The Irish national title will be a battle between Lee and fellow Olympian Caitriona Jennings. Letterkenny AC’s Jennings placed second in the 2017 National Championships.
Reigning national champion Laura Graham will not line up due to injury, however other contenders include Galway City Harriers’ Jane Ann Meehan and Calry AC’s Zola Flynn.
In the men’s race, Raheny Shamrock’s Clohisey toes the line against defending champion Benard Rotich of Kenya and Great Britain’s Josh Griffiths.

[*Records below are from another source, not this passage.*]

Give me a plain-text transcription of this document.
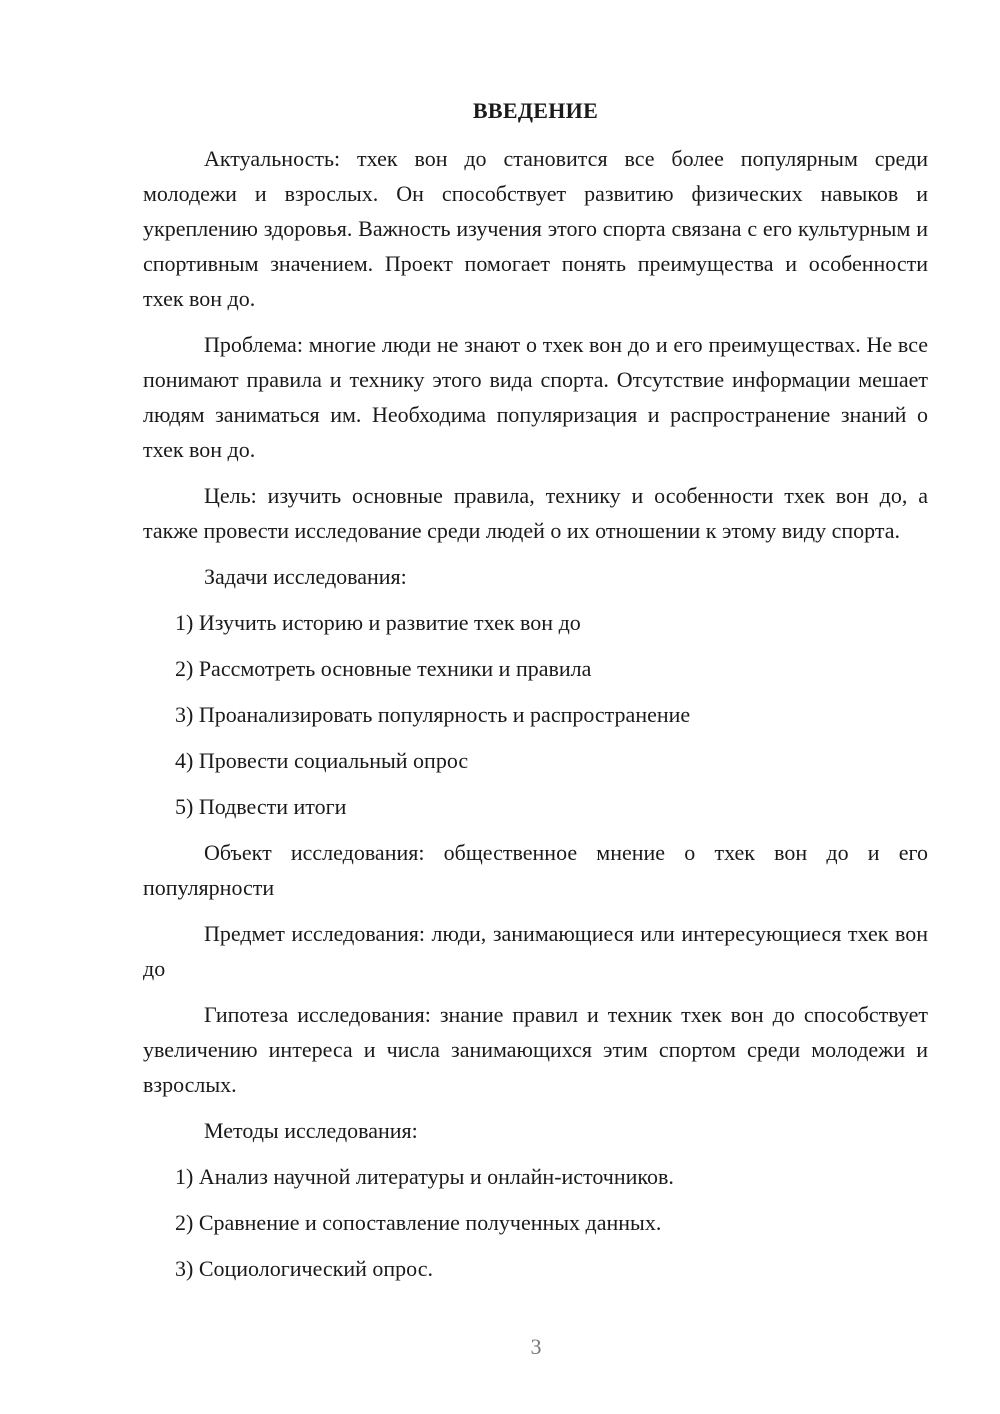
ВВЕДЕНИЕ

Актуальность: тхек вон до становится все более популярным среди молодежи и взрослых. Он способствует развитию физических навыков и укреплению здоровья. Важность изучения этого спорта связана с его культурным и спортивным значением. Проект помогает понять преимущества и особенности тхек вон до.

Проблема: многие люди не знают о тхек вон до и его преимуществах. Не все понимают правила и технику этого вида спорта. Отсутствие информации мешает людям заниматься им. Необходима популяризация и распространение знаний о тхек вон до.

Цель: изучить основные правила, технику и особенности тхек вон до, а также провести исследование среди людей о их отношении к этому виду спорта.

Задачи исследования:

1) Изучить историю и развитие тхек вон до
2) Рассмотреть основные техники и правила
3) Проанализировать популярность и распространение
4) Провести социальный опрос
5) Подвести итоги

Объект исследования: общественное мнение о тхек вон до и его популярности

Предмет исследования: люди, занимающиеся или интересующиеся тхек вон до

Гипотеза исследования: знание правил и техник тхек вон до способствует увеличению интереса и числа занимающихся этим спортом среди молодежи и взрослых.

Методы исследования:

1) Анализ научной литературы и онлайн-источников.
2) Сравнение и сопоставление полученных данных.
3) Социологический опрос.
3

Rotich clocked 2:15:53 for the win last year, while Welshman Griffiths memorably ran 2:14:53 on his debut marathon in London last April to clinch the British title, before representing GB at the 2017 World Championships.
Clohisey races in Dublin for the first time and heads into Sunday’s race after running a personal best of 2:14:55 at the Seville Marathon in February. The 32 year-old followed that up with an 18th place finish at this summer’s European Championships marathon.
Kenya’s Vincent Tonui, Eric Koech and Joel Kiptoo are all likely to be top 10 finishers, while Asefa Bekele of Ethiopia who finished third in 2017 and 2015 should also be in the mix.
Along with Clohisey, there are several athletes vying for the national honours who have the potential to run sub 2:20. Last year’s national champion Gary O’Hanlon, who ran a personal best of 2.18.53, will be joined by Clonliffe clubmates Sergiu Ciobanu and David Flynn, however, Stephen Scullion will not line up as he is recovering from injury.
In June, 44 year-old O’Hanlon won the Cork City Marathon, before going on to win the master’s category at September’s Berlin Marathon in a time of 2:19:06.
Flynn won this year’s Dublin Half Marathon in 66.21 and makes his debut over 26.2 miles this weekend.
Other contenders include Tallaght AC’s Tomas Fitzpatrick, Chicago-based Thomas Frazer of St Malachy’s AC, Eoin Callaghan of Star of the Sea AC and Rathfarnham AC’s Louis McCarthy.
In the wheelchair race, four-time champion Patrick Monahan will have to contend with a strong international field, that includes Great Britain’s Johnboy Smith.
This year’s event also marks a celebration of female runners with Constance Markievicz, a key campaigner for Irish women’s voting rights, appearing on the finishers medal. Since 1980 the number of female participants has grown from 70 to 7000 in 2018.
How to watch
Up to 20,000 runners are set to take part in the 2018 Dublin Marathon with the action beginning at 9am.